Quelque chose de rare, pour un chroniqueur, c'est d'être vraiment surpris. En mal, ça arrive rarement (on ne passe pas d'un bijou à une sombre bouse comme ça, il y a une pente glissante), en bien, ça arrive encore moins souvent. Eh bien avec Yuck, on est surpris en bien, en très bien même.

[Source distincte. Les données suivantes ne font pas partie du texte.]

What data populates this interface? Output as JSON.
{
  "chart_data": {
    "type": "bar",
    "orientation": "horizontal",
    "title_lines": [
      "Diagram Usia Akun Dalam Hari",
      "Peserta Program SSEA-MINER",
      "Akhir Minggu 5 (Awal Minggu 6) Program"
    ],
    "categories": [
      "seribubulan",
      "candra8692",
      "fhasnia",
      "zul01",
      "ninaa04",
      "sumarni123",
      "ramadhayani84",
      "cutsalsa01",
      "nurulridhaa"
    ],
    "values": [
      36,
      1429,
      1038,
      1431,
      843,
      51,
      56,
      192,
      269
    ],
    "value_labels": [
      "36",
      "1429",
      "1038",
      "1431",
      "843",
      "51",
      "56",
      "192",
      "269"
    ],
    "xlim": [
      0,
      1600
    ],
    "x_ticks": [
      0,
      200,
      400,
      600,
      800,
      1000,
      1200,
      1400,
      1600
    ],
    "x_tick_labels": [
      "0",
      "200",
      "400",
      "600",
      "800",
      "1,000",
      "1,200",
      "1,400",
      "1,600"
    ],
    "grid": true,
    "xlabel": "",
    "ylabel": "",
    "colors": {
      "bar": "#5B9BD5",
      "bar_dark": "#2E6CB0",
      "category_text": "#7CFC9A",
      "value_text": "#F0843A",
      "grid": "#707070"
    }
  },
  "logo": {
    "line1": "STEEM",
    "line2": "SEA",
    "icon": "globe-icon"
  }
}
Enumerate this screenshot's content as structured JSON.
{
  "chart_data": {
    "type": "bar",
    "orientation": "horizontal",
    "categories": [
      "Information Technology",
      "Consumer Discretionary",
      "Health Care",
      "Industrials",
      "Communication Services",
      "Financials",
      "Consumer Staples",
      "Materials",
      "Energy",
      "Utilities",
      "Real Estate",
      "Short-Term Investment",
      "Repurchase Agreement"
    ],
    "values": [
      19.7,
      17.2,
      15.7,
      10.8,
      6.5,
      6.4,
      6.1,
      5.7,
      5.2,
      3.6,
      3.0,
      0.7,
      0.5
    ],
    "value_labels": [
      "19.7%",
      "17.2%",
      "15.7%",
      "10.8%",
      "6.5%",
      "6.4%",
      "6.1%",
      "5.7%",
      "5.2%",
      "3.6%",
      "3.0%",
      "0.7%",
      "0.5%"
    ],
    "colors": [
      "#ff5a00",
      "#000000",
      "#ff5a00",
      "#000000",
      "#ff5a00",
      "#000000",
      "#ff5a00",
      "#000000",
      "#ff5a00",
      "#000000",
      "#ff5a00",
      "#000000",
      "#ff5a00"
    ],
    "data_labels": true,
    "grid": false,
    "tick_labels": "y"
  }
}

Ce groupe normand aurait pu se contenter de donner dans un metal sludge/stoner crado avec des influences grunge, ou dans du punk black qui en aurait appeler aux mânes de
Venom ou de
Darkthrone. Et bien non. Les deux se mélangent, et ce sont les influences les plus flagrantes, rajoutez un soupçon de Led Zep, une fibre heavy sous-tendant le tout, de la sueur et du rock et vous aurez ce que donne Yuck. Quelque chose de pas classable, qui ne rentre pas dans une boîte. S'il fallait donner un nom à tout cela, ce serait sans doute du metal'n roll (les affreux disent d'ailleurs faire du "metal'n roooooooooooll") mais on est plus proche de la moiteur sudiste de Phazm que des riffs de
Satyricon.
Oui, parce que ça sent plus le whisky que la vodka. Il se dégage de ce "Do It Yourself" une ambiance poisseuse, un son crade et glauque, plus que froid. Le son est massif et pesant: sur la piste "Mine is Bigger", l'auditeur a l'impression qu'il risque de se faire écraser par un éléphant ivre. Les riffs de guitare ressemblent à un blackeux qui jouerait avec la gratte d'Hendrix (ou Hendrix jouant une partoche de black, si vous préférez): le son est plus rock/stoner que metal, mais sur des compositions résolument black par instant, comme par exemple Denying The Three. La basse, elle aussi, est dans ce délire là: un son vintage pour un jeu tout ce qu'il y a de plus démoniaque. Jérémie Augé, par contre, donne plus dans une voix grasse que ne renierait sans doute pas
Cathedral, avec quelques aigus typiques du black.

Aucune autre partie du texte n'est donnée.